JIS News

Story Highlights

  • The Government is investing millions of dollars in the upgrading of water systems in the eastern and western sections of Portland in order to meet growing demand and ensure adequate supply for citizens, particularly during dry periods.
  • Works are being undertaken at Banana Ridge, Charles Town/Kildare, Crystal Spring, New Eden, Stony Hill, Cornwall Barracks and Islington/Nonsuch.
  • The projects are being implemented by Rural Water Supply Limited (RWSL) and the National Water Commission (NWC), and include installation and repair of water tanks, and replacement of pipes and fixtures.

The Government is investing millions of dollars in the upgrading of water systems in the eastern and western sections of Portland in order to meet growing demand and ensure adequate supply for citizens, particularly during dry periods.

Works are being undertaken at Banana Ridge, Charles Town/Kildare, Crystal Spring, New Eden, Stony Hill, Cornwall Barracks and Islington/Nonsuch.

The projects are being implemented by Rural Water Supply Limited (RWSL) and the National Water Commission (NWC), and include installation and repair of water tanks, and replacement of pipes and fixtures.

Ministers without Portfolio in the Ministry of Economic Growth and Job Creation Senator the Hon. Pearnel Charles Jr. and Hon. Daryl Vaz, toured the projects on Thursday (January 29) to get a first-hand look at the scope of works being undertaken.

At Charles Town/Kildare, a 100,000-gallon water tank has been installed at a cost of approximately US$250,000 under the NWC’s Tank and Pump Programme.

Minister Charles Jr. said that old water pipes serving the system are being replaced.

“We know that the Charles Town pipes leading from the well to Kildare are old asbestos cement pipes and those need to be replaced, so the ongoing contract now is for the replacement of those pipes with ductile iron pipes. That’s going to be at a cost of $38 million to lay the pipes; $65 million for the entire project, including the supply of the pipes,” he said.

Minister Charles Jr. said that the work being done will ensure that there is continuous water supply for the residents served by the system.

“The investment that is being made by this government for the people, is one that is going to be long-lasting. This is what we want to do across the country,” he said.

He noted that an evaluation will be one of the entire parish, which was one of the hardest hit by drought conditions in 2019.

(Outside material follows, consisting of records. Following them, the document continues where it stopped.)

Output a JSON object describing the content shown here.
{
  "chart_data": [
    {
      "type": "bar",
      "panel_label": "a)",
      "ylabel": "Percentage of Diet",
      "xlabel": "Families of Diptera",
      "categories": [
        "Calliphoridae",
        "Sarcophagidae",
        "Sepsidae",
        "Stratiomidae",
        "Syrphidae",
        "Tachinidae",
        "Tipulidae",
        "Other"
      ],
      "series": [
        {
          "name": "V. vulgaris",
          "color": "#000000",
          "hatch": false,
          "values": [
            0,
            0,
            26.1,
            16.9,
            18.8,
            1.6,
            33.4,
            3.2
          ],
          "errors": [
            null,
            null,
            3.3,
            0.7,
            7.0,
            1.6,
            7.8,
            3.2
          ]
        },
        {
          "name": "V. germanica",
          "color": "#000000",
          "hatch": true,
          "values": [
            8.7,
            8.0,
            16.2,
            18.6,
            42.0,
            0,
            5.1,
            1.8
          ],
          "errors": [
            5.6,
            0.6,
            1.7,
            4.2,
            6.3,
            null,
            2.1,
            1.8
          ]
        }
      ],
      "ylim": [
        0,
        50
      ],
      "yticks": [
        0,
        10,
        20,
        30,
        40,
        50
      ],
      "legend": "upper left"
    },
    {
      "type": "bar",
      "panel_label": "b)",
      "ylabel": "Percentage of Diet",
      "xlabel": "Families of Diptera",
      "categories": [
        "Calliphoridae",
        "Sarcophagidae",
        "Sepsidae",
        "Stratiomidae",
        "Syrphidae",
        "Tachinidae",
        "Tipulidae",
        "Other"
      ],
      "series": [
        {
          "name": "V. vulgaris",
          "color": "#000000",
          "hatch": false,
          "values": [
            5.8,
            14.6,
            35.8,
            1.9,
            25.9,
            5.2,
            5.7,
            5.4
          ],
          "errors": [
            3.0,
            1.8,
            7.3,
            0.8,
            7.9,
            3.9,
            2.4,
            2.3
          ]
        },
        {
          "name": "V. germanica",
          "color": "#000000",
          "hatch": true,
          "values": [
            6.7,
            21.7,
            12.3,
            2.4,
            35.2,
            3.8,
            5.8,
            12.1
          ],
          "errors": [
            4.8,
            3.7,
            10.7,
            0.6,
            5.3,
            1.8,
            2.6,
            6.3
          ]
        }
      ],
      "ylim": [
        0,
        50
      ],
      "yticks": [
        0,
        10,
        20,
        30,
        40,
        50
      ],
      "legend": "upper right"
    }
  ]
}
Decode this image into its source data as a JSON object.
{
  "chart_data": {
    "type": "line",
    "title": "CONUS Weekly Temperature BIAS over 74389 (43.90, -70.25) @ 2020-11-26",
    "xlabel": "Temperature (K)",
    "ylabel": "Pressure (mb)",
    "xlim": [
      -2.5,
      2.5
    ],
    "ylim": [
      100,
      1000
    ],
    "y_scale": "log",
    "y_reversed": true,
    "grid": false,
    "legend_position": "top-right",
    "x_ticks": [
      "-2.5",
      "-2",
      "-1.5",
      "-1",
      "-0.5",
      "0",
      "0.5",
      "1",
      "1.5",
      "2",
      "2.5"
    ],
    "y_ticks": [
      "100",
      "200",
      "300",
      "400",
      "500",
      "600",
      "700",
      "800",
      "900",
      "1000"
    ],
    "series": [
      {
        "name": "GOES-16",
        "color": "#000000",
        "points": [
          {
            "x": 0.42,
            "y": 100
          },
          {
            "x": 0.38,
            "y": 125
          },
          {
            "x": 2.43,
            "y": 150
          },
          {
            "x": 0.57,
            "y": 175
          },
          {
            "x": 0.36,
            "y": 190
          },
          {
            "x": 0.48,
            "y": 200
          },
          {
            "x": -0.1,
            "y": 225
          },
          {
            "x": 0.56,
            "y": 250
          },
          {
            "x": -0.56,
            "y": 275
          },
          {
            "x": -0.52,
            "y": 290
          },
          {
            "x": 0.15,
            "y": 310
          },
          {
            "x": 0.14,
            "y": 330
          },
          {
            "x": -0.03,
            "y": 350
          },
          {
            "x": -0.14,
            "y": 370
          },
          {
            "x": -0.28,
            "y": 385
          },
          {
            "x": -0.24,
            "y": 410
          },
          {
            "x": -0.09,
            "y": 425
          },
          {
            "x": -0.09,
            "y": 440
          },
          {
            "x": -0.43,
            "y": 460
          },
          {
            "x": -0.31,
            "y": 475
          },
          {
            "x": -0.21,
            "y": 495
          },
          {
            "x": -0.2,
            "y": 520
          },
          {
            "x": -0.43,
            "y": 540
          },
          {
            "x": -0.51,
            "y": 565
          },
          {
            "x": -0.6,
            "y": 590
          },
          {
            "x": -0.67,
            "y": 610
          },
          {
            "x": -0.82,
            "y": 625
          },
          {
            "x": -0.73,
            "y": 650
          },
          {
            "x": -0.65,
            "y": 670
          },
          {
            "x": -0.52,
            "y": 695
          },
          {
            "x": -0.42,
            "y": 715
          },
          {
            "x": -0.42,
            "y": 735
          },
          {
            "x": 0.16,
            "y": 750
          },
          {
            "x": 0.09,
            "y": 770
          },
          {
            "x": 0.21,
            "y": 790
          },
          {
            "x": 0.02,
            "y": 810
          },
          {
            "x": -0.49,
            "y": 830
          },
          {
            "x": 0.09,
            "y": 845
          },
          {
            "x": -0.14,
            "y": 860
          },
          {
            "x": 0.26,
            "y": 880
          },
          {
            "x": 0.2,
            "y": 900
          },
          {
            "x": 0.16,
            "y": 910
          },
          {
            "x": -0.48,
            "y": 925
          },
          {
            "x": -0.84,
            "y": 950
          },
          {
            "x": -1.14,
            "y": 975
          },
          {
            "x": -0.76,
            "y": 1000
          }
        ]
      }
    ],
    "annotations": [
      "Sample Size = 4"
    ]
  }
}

“The forecast for this year is no different, so we are taking a proactive approach,” he said.

For his part, Minister Vaz, who is also the Member of Parliament for Western Portland, said that climate change has altered the rainfall pattern in Portland.

“The western end of the island, like Hanover, St. James and Westmoreland, is now getting the bulk of the rainfall, which Portland used to get,” he noted.

“What we are doing here is also in keeping with climate resilience, because the truth is, what we are accustomed to in terms of rainfall, and using rainfall harvesting as the major source of water for the residents of Portland, is no longer, and therefore, projects like this will be for the sustainable future of the parish and of the people,” he pointed out.